Your `curl` scripts can feed data into these systems. For example, a script that exits with a non-zero status can be monitored by Nagios-compatible agents (like NRPE) or directly by Prometheus’s `node_exporter`’s `textfile collector`.
Example using Prometheus `textfile` collector:
Place the following script in /etc/node_exporter/textfile_collector/es_health.sh (ensure the directory exists and is readable by the user running `node_exporter`):
#!/bin/bash
ES_HOST="localhost:9200"
ES_USER="user"
ES_PASS="password"
HEALTH_STATUS=$(curl -s -u "${ES_USER}:${ES_PASS}" "http://${ES_HOST}/_cluster/health" | jq -r '.status')
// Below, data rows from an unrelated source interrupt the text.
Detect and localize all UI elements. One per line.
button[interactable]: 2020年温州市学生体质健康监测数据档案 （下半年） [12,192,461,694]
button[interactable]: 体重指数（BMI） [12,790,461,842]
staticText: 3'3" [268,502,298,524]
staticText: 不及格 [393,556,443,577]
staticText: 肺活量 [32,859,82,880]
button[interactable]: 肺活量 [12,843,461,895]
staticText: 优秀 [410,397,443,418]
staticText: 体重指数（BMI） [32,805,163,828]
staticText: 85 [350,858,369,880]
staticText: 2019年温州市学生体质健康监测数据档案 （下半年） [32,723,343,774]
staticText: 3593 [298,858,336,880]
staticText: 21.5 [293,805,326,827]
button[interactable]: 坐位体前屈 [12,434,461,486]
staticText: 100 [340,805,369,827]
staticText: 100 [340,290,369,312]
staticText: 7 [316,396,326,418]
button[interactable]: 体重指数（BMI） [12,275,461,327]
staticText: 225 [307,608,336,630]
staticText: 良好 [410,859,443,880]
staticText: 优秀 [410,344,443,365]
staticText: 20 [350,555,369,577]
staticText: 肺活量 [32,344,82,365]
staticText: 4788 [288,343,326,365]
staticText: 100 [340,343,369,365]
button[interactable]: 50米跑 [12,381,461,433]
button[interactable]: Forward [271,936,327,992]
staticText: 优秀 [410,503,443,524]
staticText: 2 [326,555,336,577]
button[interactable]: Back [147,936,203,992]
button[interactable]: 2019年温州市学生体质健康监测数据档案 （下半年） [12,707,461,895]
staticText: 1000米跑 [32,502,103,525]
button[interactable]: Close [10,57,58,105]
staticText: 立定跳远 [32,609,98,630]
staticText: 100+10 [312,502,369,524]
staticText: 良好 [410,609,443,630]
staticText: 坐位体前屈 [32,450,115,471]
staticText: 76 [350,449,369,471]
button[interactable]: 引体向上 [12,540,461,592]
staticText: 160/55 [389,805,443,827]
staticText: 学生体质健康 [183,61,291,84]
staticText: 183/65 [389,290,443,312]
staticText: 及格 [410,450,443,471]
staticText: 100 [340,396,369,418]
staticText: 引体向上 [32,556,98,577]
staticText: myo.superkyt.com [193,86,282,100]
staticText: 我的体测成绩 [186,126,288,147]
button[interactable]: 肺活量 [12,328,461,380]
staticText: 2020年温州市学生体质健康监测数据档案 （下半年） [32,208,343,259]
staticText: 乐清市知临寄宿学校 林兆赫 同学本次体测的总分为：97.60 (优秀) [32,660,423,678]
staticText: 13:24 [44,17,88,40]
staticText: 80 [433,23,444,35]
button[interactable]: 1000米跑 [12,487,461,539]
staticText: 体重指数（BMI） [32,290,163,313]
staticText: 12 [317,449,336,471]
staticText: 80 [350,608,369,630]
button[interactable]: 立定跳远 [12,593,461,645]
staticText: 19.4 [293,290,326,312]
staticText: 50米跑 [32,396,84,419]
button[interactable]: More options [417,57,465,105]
if [ "$HEALTH_STATUS" != "green" ]; then
echo "elasticsearch_cluster_health_status{status=\"${HEALTH_STATUS}\"} 1"
echo "elasticsearch_cluster_health_status{status=\"green\"} 0"
else
echo "elasticsearch_cluster_health_status{status=\"green\"} 1"
echo "elasticsearch_cluster_health_status{status=\"${HEALTH_STATUS}\"} 0" # Ensure other statuses are 0
fi
# Add more metrics as needed, e.g., unassigned shards
UNASSIGNED_SHARDS=$(curl -s -u "${ES_USER}:${ES_PASS}" "http://${ES_HOST}/_cluster/health" | jq -r '.unassigned_shards')
echo "elasticsearch_cluster_unassigned_shards ${UNASSIGNED_SHARDS}"
Make it executable and ensure it runs periodically (e.g., via cron, updating a file in /var/lib/node_exporter/textfile_collector/):
chmod +x es_health.sh # Add to cron: */1 * * * * /path/to/es_health.sh > /var/lib/node_exporter/textfile_collector/es_health.prom
Prometheus will then scrape elasticsearch_cluster_health_status and elasticsearch_cluster_unassigned_shards metrics.